Entre estas últimas, encontra-se, por exemplo, o bacalhau, embora a especialista do IPMA, Ana Moreno, tenha esclarecido que a lista "a evitar" se refere ao peixe de menores dimensões.

A responsável de Divisão de Modelação e Gestão de Recursos da Pesca do IPMA explicou à Agência Lusa que deve ser dada preferência ao bacalhau mais graúdo, destacando que este 'stock' atualmente está a recuperar e é bem gerido, mas a espécie "ainda causa alguma preocupação" face ao grande declínio que enfrentou há alguns anos.

O salmão, uma espécie importada e cujo consumo é crescente em Portugal, é desaconselhado por ser criado em sistemas de aquacultura intensiva que "não é um método completamente isento de problemas ambientais".

A lula, que consta também da lista de espécies a evitar, "tem uma gestão deficiente e está sobre explorada", justifica Ana Moreno.

Já a sardinha, que tem tido uma "gestão apertadíssima", foi incluída nas alternativas de consumo, sendo no entanto de evitar os espécimes de tamanho inferior a 11 centímetros.

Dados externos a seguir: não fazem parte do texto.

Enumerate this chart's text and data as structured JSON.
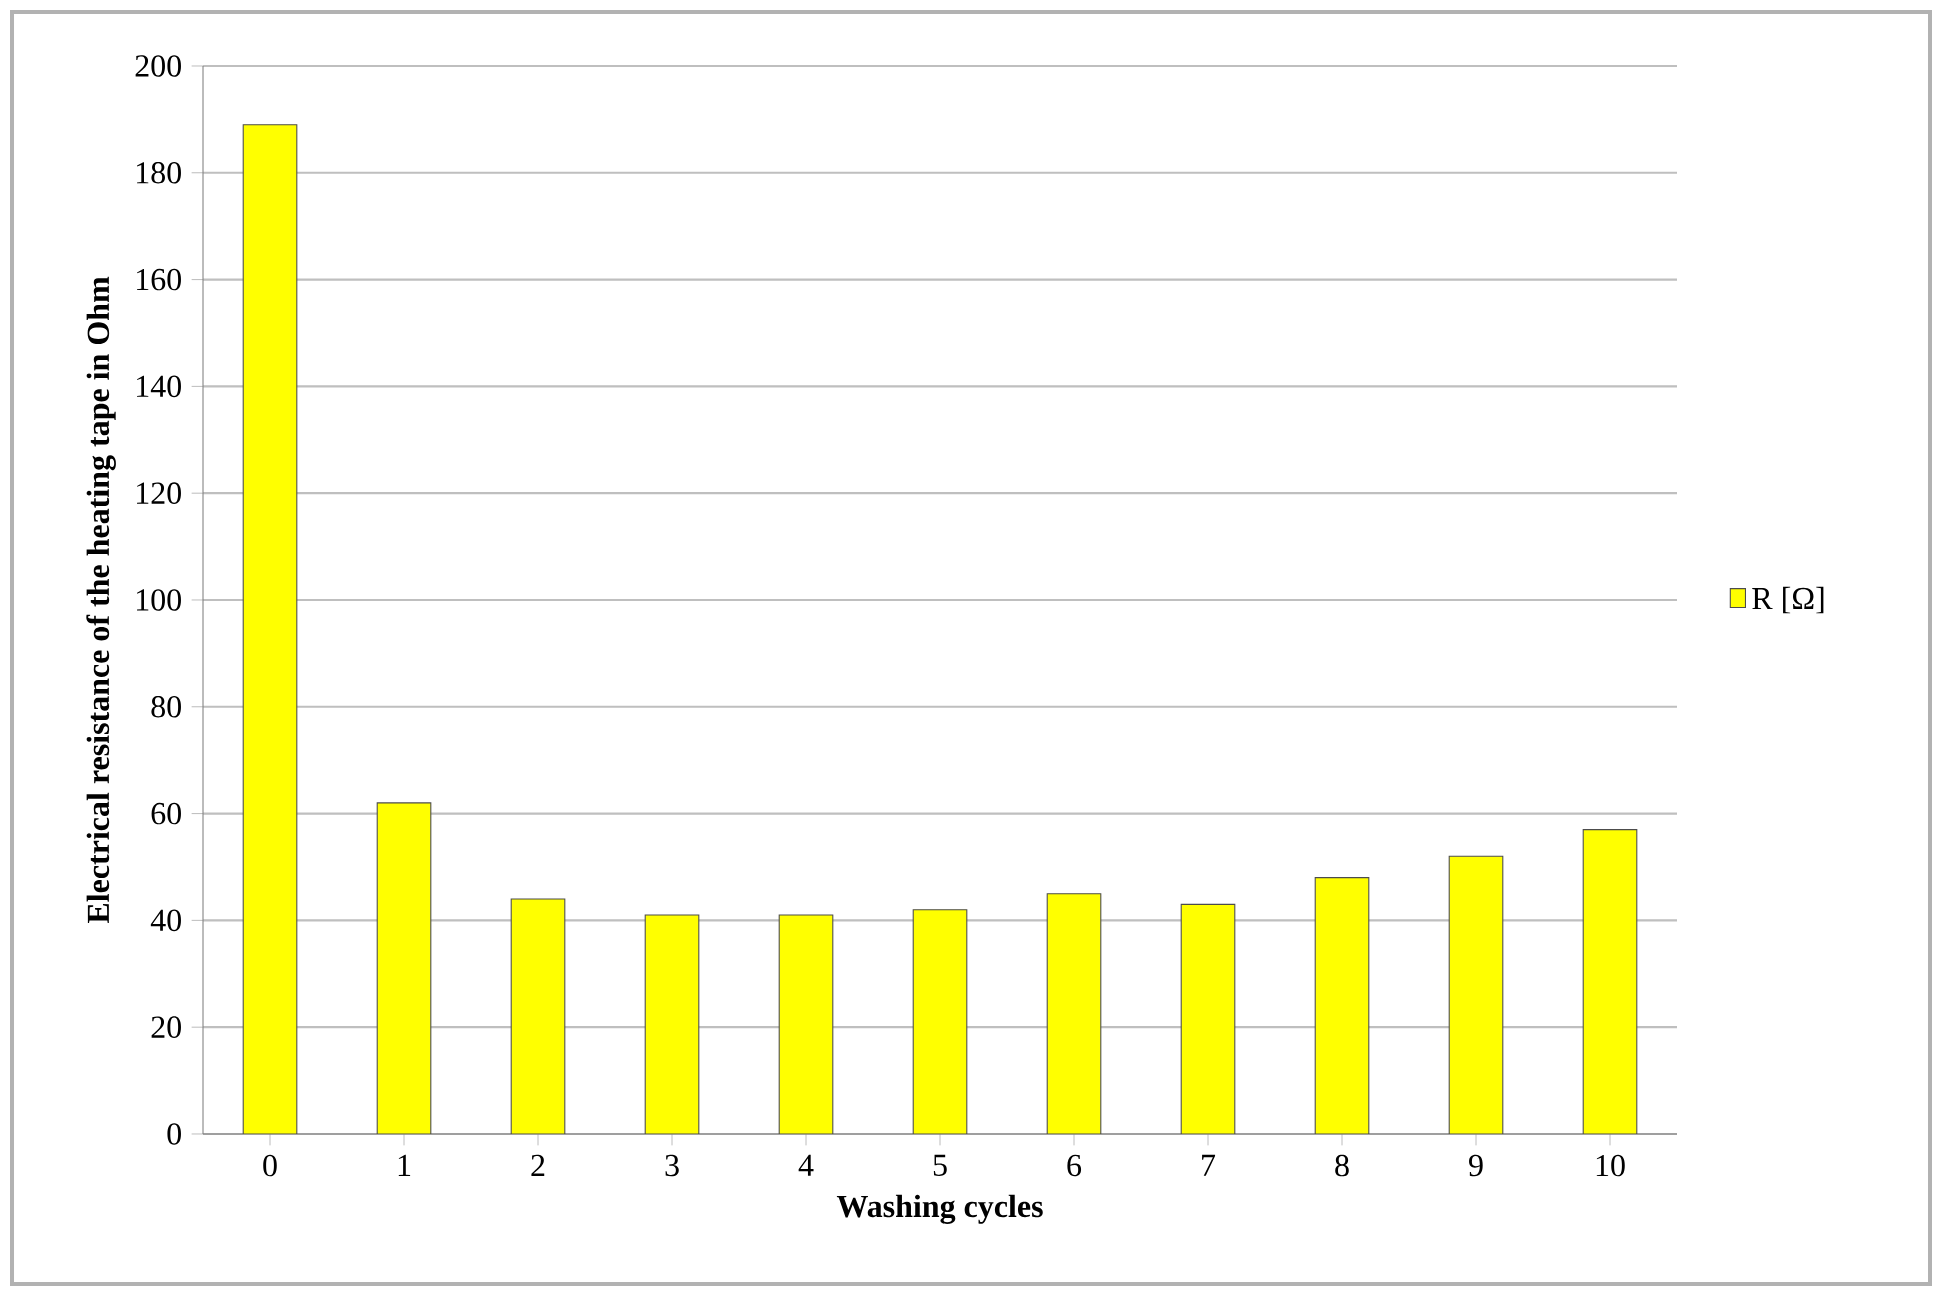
{
  "chart_data": {
    "type": "bar",
    "xlabel": "Washing cycles",
    "ylabel": "Electrical resistance of the heating tape in Ohm",
    "categories": [
      "0",
      "1",
      "2",
      "3",
      "4",
      "5",
      "6",
      "7",
      "8",
      "9",
      "10"
    ],
    "series": [
      {
        "name": "R [Ω]",
        "color": "#ffff00",
        "values": [
          189,
          62,
          44,
          41,
          41,
          42,
          45,
          43,
          48,
          52,
          57
        ]
      }
    ],
    "ylim": [
      0,
      200
    ],
    "yticks": [
      0,
      20,
      40,
      60,
      80,
      100,
      120,
      140,
      160,
      180,
      200
    ],
    "grid": "y",
    "legend": "right"
  }
}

Entre as melhores escolhas, encontram-se peixes comuns como o carapau, a cavala ou a pescada, cefalópodes como o choco e o polvo, espécies de aquacultura como a dourada, robalo ou rodovalho, e algumas difíceis de encontrar nos hipermercados como o pata-roxa, patudo, tintureira ou verdinho.

"São espécies que se encontram nos mercados mais tradicionais e são apreciadas pela população local, mas não são muito valorizadas e não estamos habituados a vê-las nos supermercados", reconhece Ana Moreno, acrescentando que é necessário "trabalhar a cadeia de valor" destes produtos, como aconteceu com a cavala.

O guia não inclui produtos importados hoje bastante divulgados, como o peixe-gato, embora Ana Moreno considere que se trata de uma espécie "problemática e que será sempre de evitar", apesar de ser cada vez mais usada nas escolas públicas devido ao seu baixo preço.